Second, are we reading and studying the Word of God on our own? Do we take the Word preached and discuss it as families? Do we read other portions of the Word of God and let them shape and mold us. I’ll guarantee you that an infant wouldn’t be content being fed for one hour once a week. So why are we?

Reminded that we are to imitate the littlest members of our community by hungering for the pure milk of the Word, let us kneel and confess our lack of passion to the Lord.

The Glory of Infants

Psalm 8:1-2 (NKJV)
How excellent is Your name in all the earth, Who have set Your glory above the heavens! 2 Out of the mouth of babes and nursing infants You have ordained strength, Because of Your enemies, That You may silence the enemy and the avenger.

We begin our survey of the lessons taught by every member of the family of God with infants. We could, of course, begin earlier, with the little ones in the womb. But we’ll stick with the ones not hidden in the depths of the earth.

Babies are so cute and cuddly; so small and tiny and apparently so fragile. It always seems to first time parents as if the slightest rustle, the gentlest breeze may land our little one in the doctor’s office. We bundle them up, we scrub all the toys with disinfectant, we wash the food two or three times. They are so weak, so dependent.

And it is this very truth that strikes David as he considers the world about Him. The Lord’s Name, David tells us, is excellent in all the earth. After all, He has set His glory above the heavens. Day to day utters forth speech and night to night reveals knowledge. There is no language, nor voice where their tongue is not heard. Their line has gone out to the ends of the earth. The heavens tell the glory of God.

Having considered God’s wonder in creation, the first place David turns to behold this wonder, the wonder of God’s Name, is the mouth of little babes. Turn and look upon this child – crafted by the hand of God Himself, carefully knit in his mother’s womb, appointed by God to live and breathe and scream and eat – and in looking on this child behold the wonder of God’s Providence.

For God has not only crafted this child, this dependent child, but has provided food and nourishment for him in his mother’s breast; has not only given the food but given him, this teeny, tiny baby, a tongue that latches on to his mother’s breast so that he can drink his fill and be satisfied. God orchestrated this; God put it together. Behold the wonder and grandeur of God!
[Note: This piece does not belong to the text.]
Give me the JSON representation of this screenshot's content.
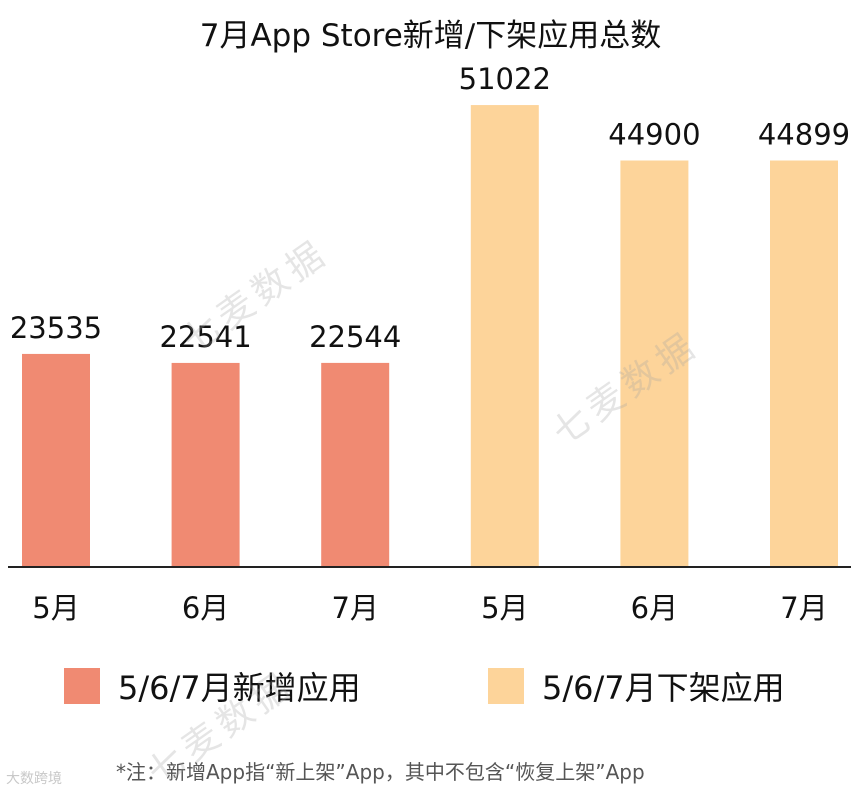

And so, David tells us, these little babes, so fragile, so small declare the praises of God, reveal the excellence of His Name, reveal His great power. God needs no rhetoricians; He needs no learned men to vindicate His Name. Every baby born into the world manifests His glory, His strength.
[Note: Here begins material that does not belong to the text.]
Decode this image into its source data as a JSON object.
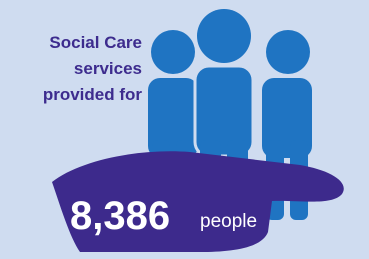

Chapman Cohen once remarked, “Gods are fragile things. They may be killed by a whiff of science or a dose of common sense.” Yet modern history has demonstrated that the gods are far more resilient than Cohen imagined, and the living God more so than the idols of the nations. We simply cannot escape His presence, cannot avoid reckoning with Him because all the sophisticated arguments of philosophers, all the conjectures of scientists, all the pontifications of sociologists, suddenly confront the hard reality of a little baby. And God says, behold My grandeur!

So have you looked at a baby recently and considered the strength that God has vested in that little one? We are reminded this morning to see with new eyes and to ask God’s forgiveness for failing to see His glory in the weakest of places. Let us kneel as we are able and confess our sins to the Lord.